אַבָּיֵי אָמַר: בְּאוֹחֵז בְּקָטָן וְאֵין גָּדוֹל עוֹלֶה עִמּוֹ קָמִיפַּלְגִי.
Abaye a dit une explication différente du différend entre Rabbi Meir et Rabbi Shimon : La michna traite d’un cas où le sang de l’animal abattu est entré en contact avec le corps de l’animal, mais non avec le membre partiellement sectionné, et les deux tanna’im conviennent qu’un animal ne constitue pas une poignée pour son membre. Mais ils conviennent également que si le liquide entre en contact avec seulement une partie de l’aliment, il rend l’ensemble de l’élément susceptible à l’impureté. Par conséquent, si le membre partiellement sectionné est considéré comme faisant partie de l’animal, il devient susceptible à l’impureté avec l’animal. Rabbi Meir et Rabbi Shimon sont en désaccord quant à savoir si le membre est considéré comme faisant partie de l’animal et, de manière générale, quant à tout cas où une petite partie d’un objet pend de la plus grande partie, de sorte que si l’on saisit et soulève la partie petite, la partie grande ne monte pas avec elle.
מָר סָבַר: אוֹחֵז בְּקָטָן וְאֵין גָּדוֹל עוֹלֶה עִמּוֹ – הֲרֵי הוּא כָּמוֹהוּ, וּמָר סָבַר: אֵינוֹ כָּמוֹהוּ.
Un Sage, Rabbi Meir, soutient que, bien que si l’on saisit et soulève la partie petite, la partie grande ne monte pas avec elle, la petite partie est toujours considérée comme une seule et la même que la grande partie. Par conséquent, un membre partiellement sectionné devient susceptible à l’impureté avec le corps de l’animal.

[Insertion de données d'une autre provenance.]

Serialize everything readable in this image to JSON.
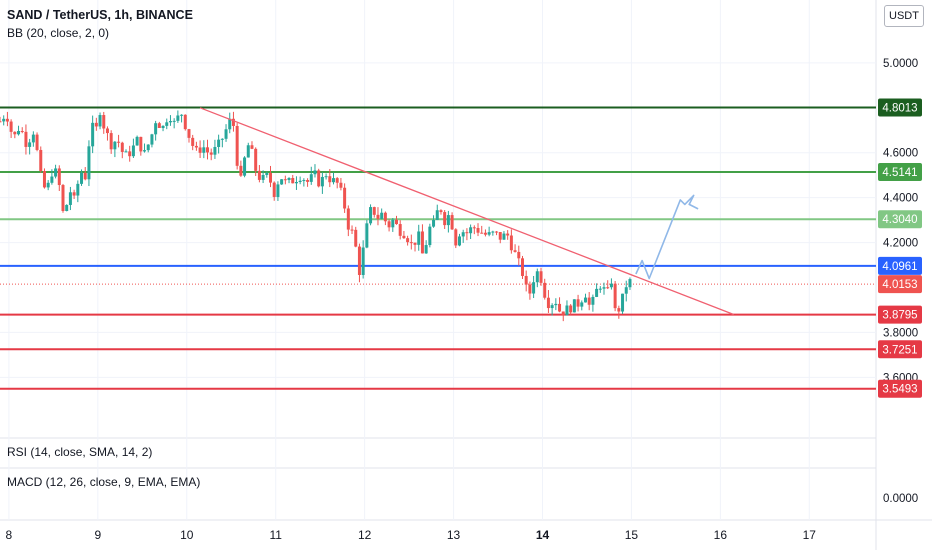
{
  "header": {
    "title": "SAND / TetherUS, 1h, BINANCE",
    "bb": "BB (20, close, 2, 0)",
    "currency": "USDT"
  },
  "indicators": {
    "rsi": "RSI (14, close, SMA, 14, 2)",
    "macd": "MACD (12, 26, close, 9, EMA, EMA)",
    "macd_zero_label": "0.0000"
  },
  "colors": {
    "up": "#26a69a",
    "down": "#ef5350",
    "trendline": "#f06070",
    "projection": "#90b8e8",
    "grid": "#f0f3fa",
    "axis_text": "#131722"
  },
  "chart_data": {
    "type": "candlestick",
    "title": "SAND / TetherUS, 1h, BINANCE",
    "x_tick_labels": [
      "8",
      "9",
      "10",
      "11",
      "12",
      "13",
      "14",
      "15",
      "16",
      "17"
    ],
    "x_range_days": [
      7.9,
      17.75
    ],
    "ylim": [
      3.33,
      5.28
    ],
    "y_tick_labels": [
      "5.0000",
      "4.6000",
      "4.4000",
      "4.2000",
      "3.8000",
      "3.6000"
    ],
    "grid": true,
    "horizontal_levels": [
      {
        "value": 4.8013,
        "label": "4.8013",
        "color": "#1b5e20",
        "style": "solid"
      },
      {
        "value": 4.5141,
        "label": "4.5141",
        "color": "#43a047",
        "style": "solid"
      },
      {
        "value": 4.304,
        "label": "4.3040",
        "color": "#81c784",
        "style": "solid"
      },
      {
        "value": 4.0961,
        "label": "4.0961",
        "color": "#2962ff",
        "style": "solid"
      },
      {
        "value": 4.0153,
        "label": "4.0153",
        "color": "#ef5350",
        "style": "dotted"
      },
      {
        "value": 3.8795,
        "label": "3.8795",
        "color": "#e53945",
        "style": "solid"
      },
      {
        "value": 3.7251,
        "label": "3.7251",
        "color": "#e53945",
        "style": "solid"
      },
      {
        "value": 3.5493,
        "label": "3.5493",
        "color": "#e53945",
        "style": "solid"
      }
    ],
    "trendline": {
      "from": [
        10.15,
        4.8
      ],
      "to": [
        16.15,
        3.88
      ]
    },
    "projection_path": [
      [
        15.05,
        4.06
      ],
      [
        15.12,
        4.12
      ],
      [
        15.2,
        4.04
      ],
      [
        15.55,
        4.39
      ],
      [
        15.6,
        4.37
      ],
      [
        15.7,
        4.41
      ],
      [
        15.65,
        4.37
      ],
      [
        15.75,
        4.35
      ]
    ],
    "price_path": [
      [
        7.9,
        4.74
      ],
      [
        7.97,
        4.78
      ],
      [
        8.05,
        4.66
      ],
      [
        8.12,
        4.72
      ],
      [
        8.2,
        4.64
      ],
      [
        8.28,
        4.7
      ],
      [
        8.36,
        4.49
      ],
      [
        8.42,
        4.42
      ],
      [
        8.5,
        4.54
      ],
      [
        8.56,
        4.47
      ],
      [
        8.62,
        4.3
      ],
      [
        8.68,
        4.44
      ],
      [
        8.74,
        4.38
      ],
      [
        8.8,
        4.52
      ],
      [
        8.87,
        4.49
      ],
      [
        8.92,
        4.74
      ],
      [
        8.97,
        4.67
      ],
      [
        9.02,
        4.8
      ],
      [
        9.08,
        4.7
      ],
      [
        9.15,
        4.64
      ],
      [
        9.22,
        4.66
      ],
      [
        9.3,
        4.58
      ],
      [
        9.38,
        4.61
      ],
      [
        9.45,
        4.66
      ],
      [
        9.52,
        4.59
      ],
      [
        9.6,
        4.67
      ],
      [
        9.66,
        4.76
      ],
      [
        9.72,
        4.7
      ],
      [
        9.8,
        4.78
      ],
      [
        9.87,
        4.72
      ],
      [
        9.93,
        4.79
      ],
      [
        9.98,
        4.73
      ],
      [
        10.03,
        4.67
      ],
      [
        10.1,
        4.6
      ],
      [
        10.18,
        4.63
      ],
      [
        10.26,
        4.59
      ],
      [
        10.34,
        4.62
      ],
      [
        10.42,
        4.68
      ],
      [
        10.48,
        4.74
      ],
      [
        10.53,
        4.72
      ],
      [
        10.57,
        4.55
      ],
      [
        10.62,
        4.45
      ],
      [
        10.67,
        4.65
      ],
      [
        10.73,
        4.6
      ],
      [
        10.79,
        4.5
      ],
      [
        10.86,
        4.48
      ],
      [
        10.92,
        4.5
      ],
      [
        10.98,
        4.42
      ],
      [
        11.05,
        4.5
      ],
      [
        11.12,
        4.46
      ],
      [
        11.2,
        4.48
      ],
      [
        11.28,
        4.5
      ],
      [
        11.36,
        4.47
      ],
      [
        11.44,
        4.5
      ],
      [
        11.5,
        4.46
      ],
      [
        11.56,
        4.51
      ],
      [
        11.62,
        4.48
      ],
      [
        11.7,
        4.46
      ],
      [
        11.76,
        4.39
      ],
      [
        11.82,
        4.27
      ],
      [
        11.88,
        4.23
      ],
      [
        11.94,
        4.07
      ],
      [
        11.99,
        4.18
      ],
      [
        12.03,
        4.28
      ],
      [
        12.08,
        4.36
      ],
      [
        12.14,
        4.31
      ],
      [
        12.2,
        4.33
      ],
      [
        12.26,
        4.27
      ],
      [
        12.32,
        4.3
      ],
      [
        12.38,
        4.26
      ],
      [
        12.46,
        4.24
      ],
      [
        12.54,
        4.18
      ],
      [
        12.6,
        4.24
      ],
      [
        12.66,
        4.13
      ],
      [
        12.72,
        4.26
      ],
      [
        12.78,
        4.28
      ],
      [
        12.84,
        4.37
      ],
      [
        12.9,
        4.3
      ],
      [
        12.96,
        4.33
      ],
      [
        13.02,
        4.2
      ],
      [
        13.08,
        4.26
      ],
      [
        13.14,
        4.24
      ],
      [
        13.22,
        4.27
      ],
      [
        13.3,
        4.25
      ],
      [
        13.38,
        4.23
      ],
      [
        13.46,
        4.24
      ],
      [
        13.54,
        4.22
      ],
      [
        13.6,
        4.24
      ],
      [
        13.66,
        4.18
      ],
      [
        13.72,
        4.12
      ],
      [
        13.78,
        4.06
      ],
      [
        13.84,
        3.95
      ],
      [
        13.9,
        4.04
      ],
      [
        13.96,
        4.08
      ],
      [
        14.02,
        3.98
      ],
      [
        14.08,
        3.92
      ],
      [
        14.14,
        3.95
      ],
      [
        14.2,
        3.89
      ],
      [
        14.27,
        3.9
      ],
      [
        14.34,
        3.92
      ],
      [
        14.41,
        3.93
      ],
      [
        14.48,
        3.98
      ],
      [
        14.54,
        3.9
      ],
      [
        14.6,
        3.98
      ],
      [
        14.66,
        4.02
      ],
      [
        14.72,
        3.96
      ],
      [
        14.78,
        4.04
      ],
      [
        14.82,
        3.88
      ],
      [
        14.88,
        3.92
      ],
      [
        14.94,
        4.01
      ],
      [
        15.0,
        4.03
      ]
    ]
  }
}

Et un Sage, Rabbi Shimon, soutient que la petite partie n’est pas considérée comme une seule et la même que la grande partie dans un tel cas, et par conséquent le membre partiellement sectionné ne devient pas susceptible à l’impureté avec le corps de l’animal.

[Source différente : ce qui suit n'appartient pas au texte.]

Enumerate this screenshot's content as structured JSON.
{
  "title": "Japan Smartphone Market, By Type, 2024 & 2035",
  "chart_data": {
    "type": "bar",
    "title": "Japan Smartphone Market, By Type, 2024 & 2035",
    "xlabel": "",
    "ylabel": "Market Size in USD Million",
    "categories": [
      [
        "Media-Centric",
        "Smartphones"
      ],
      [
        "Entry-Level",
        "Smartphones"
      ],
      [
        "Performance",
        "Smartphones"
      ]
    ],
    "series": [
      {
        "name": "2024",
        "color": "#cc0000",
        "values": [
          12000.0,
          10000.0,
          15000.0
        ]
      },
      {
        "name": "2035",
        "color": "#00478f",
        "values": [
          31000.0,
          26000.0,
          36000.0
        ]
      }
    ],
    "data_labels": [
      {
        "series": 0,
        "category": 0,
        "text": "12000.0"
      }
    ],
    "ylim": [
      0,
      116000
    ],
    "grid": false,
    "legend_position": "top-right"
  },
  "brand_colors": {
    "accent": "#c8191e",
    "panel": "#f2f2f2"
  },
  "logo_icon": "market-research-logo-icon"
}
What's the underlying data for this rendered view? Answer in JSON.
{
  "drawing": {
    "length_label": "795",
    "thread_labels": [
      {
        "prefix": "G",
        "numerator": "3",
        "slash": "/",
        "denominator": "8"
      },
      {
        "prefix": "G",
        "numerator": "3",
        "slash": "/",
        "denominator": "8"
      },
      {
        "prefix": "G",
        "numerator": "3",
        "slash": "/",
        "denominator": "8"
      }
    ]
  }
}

וְאַף רַבִּי יוֹחָנָן סָבַר, בְּאוֹחֵז בְּקָטָן וְאֵין גָּדוֹל עוֹלֶה עִמּוֹ קָא מִיפַּלְגִי.
Et Rabbi Yoḥanan soutient également conformément à l’explication d’Abaye que les tanna’im sont en désaccord au sujet de du statut d’une petite partie d’un objet suspendue à la plus grande partie, de sorte que l’on saisit la petite partie et la grande partie ne monte pas avec elle.
דְּרַבִּי יוֹחָנָן רָמֵי דְּרַבִּי מֵאִיר אַדְּרַבִּי מֵאִיר: מִי אָמַר רַבִּי מֵאִיר, אוֹחֵז בְּקָטָן וְאֵין גָּדוֹל עוֹלֶה עִמּוֹ הֲרֵי הוּא כָּמוֹהוּ?

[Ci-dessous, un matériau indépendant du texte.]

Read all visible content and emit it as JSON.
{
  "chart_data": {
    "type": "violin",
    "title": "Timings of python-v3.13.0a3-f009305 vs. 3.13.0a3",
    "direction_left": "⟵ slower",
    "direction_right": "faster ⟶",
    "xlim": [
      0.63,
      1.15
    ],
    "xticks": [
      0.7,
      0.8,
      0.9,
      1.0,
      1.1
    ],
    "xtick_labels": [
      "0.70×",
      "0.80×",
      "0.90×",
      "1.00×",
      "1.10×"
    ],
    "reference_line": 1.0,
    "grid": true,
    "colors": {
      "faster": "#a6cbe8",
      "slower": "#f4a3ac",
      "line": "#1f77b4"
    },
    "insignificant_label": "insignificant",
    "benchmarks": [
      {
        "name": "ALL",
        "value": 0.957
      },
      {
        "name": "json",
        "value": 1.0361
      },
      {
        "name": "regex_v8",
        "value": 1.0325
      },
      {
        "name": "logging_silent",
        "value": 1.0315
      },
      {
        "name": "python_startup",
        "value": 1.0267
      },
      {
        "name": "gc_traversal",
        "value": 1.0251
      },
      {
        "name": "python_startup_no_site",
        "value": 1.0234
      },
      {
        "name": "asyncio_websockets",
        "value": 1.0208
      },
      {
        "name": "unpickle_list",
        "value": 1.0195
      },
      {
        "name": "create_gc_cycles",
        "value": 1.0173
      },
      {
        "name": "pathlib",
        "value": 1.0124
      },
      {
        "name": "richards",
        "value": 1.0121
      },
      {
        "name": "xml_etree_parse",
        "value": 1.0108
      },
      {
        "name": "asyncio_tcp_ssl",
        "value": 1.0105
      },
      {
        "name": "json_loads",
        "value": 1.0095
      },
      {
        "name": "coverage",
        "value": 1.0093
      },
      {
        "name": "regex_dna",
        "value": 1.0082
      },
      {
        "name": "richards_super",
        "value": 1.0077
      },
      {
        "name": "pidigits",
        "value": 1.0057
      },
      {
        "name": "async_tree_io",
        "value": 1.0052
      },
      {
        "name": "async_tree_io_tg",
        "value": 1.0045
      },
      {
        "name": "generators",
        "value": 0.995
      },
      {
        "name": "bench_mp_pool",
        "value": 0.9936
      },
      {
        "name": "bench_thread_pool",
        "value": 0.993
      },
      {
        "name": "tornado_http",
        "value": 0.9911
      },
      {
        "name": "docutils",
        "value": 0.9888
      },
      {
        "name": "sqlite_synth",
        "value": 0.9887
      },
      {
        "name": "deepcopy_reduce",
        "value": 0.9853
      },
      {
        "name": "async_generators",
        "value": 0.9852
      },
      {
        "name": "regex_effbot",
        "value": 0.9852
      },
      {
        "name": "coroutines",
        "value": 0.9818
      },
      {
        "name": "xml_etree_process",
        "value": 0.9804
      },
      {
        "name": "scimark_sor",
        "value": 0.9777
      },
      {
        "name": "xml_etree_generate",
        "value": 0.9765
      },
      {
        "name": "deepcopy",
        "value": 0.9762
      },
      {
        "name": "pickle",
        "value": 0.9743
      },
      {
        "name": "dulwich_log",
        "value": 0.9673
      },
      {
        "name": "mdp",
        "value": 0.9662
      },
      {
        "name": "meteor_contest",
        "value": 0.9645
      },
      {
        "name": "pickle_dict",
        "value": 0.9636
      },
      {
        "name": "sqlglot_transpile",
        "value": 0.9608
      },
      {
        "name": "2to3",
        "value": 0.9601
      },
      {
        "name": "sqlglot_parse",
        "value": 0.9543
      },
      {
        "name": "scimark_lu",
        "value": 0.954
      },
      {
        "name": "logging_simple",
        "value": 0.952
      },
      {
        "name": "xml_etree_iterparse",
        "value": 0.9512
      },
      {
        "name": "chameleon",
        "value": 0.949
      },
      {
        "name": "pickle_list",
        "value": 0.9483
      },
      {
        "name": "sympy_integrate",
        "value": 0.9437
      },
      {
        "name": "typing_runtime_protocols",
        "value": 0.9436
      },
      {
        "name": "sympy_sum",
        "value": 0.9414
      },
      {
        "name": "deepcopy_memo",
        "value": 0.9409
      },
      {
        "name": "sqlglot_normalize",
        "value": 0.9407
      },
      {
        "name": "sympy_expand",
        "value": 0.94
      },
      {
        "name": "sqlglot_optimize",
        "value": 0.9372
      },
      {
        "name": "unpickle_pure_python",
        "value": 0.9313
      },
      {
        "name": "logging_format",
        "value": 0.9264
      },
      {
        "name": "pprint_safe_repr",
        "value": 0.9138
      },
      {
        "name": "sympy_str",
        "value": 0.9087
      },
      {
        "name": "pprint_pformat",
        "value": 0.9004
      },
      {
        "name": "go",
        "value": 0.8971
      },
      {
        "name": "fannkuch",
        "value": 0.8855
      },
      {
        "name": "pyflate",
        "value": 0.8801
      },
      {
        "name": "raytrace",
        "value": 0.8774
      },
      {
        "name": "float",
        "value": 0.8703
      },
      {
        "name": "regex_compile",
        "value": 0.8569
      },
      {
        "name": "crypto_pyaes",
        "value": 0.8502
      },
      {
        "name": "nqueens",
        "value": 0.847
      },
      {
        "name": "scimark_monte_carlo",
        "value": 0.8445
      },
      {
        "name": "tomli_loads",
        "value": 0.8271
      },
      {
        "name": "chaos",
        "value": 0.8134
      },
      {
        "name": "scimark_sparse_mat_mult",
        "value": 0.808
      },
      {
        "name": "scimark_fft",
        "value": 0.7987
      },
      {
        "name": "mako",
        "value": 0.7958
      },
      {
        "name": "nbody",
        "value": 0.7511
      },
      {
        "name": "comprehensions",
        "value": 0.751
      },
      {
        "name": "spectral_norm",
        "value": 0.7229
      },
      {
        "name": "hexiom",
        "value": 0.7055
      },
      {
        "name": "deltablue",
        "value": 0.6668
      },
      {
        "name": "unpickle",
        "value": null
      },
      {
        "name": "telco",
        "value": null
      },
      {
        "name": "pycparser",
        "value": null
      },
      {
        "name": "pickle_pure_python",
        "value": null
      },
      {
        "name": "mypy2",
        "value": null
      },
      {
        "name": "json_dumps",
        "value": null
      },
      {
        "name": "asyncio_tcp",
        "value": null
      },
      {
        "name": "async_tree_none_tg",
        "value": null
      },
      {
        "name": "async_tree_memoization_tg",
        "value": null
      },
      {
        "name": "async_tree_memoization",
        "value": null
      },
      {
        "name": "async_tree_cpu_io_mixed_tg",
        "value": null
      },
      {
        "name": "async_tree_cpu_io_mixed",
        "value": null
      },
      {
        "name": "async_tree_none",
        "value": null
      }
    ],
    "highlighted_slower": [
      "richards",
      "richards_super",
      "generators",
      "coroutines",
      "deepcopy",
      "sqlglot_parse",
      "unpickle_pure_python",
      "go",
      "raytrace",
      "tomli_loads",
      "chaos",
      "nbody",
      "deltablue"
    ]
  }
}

Puisque Rabbi Yoḥanan soulève une contradiction entre une déclaration de Rabbi Meir et une autre déclaration de Rabbi Meir : Rabbi Meir a-t-il vraiment dit que même dans un cas où quelqu’un saisit la partie petite d’un objet et la partie grande ne monte pas avec elle, la petite partie est encore considérée comme une et la même chose que la grande partie ?
וּרְמִינְהוּ: אוֹכֶל שֶׁנִּפְרַס וּמְעוֹרֶה בְּמִקְצָת,
On peut susciter une contradiction à cette affirmation à partir d’une michna (Tevul Yom 3:1) : En ce qui concerne un morceau de nourriture qui a été coupé d’un morceau plus grand de nourriture et reste partiellement attaché au morceau plus grand, l’ensemble est considéré comme une seule et même entité en matière d’impureté. Si une personne auparavant rituellement impure, qui s’est immergée ce jour-là et attend la tombée de la nuit pour que le processus de purification soit achevé, a touché l’une ou l’autre partie de l’élément, l’ensemble devient impur.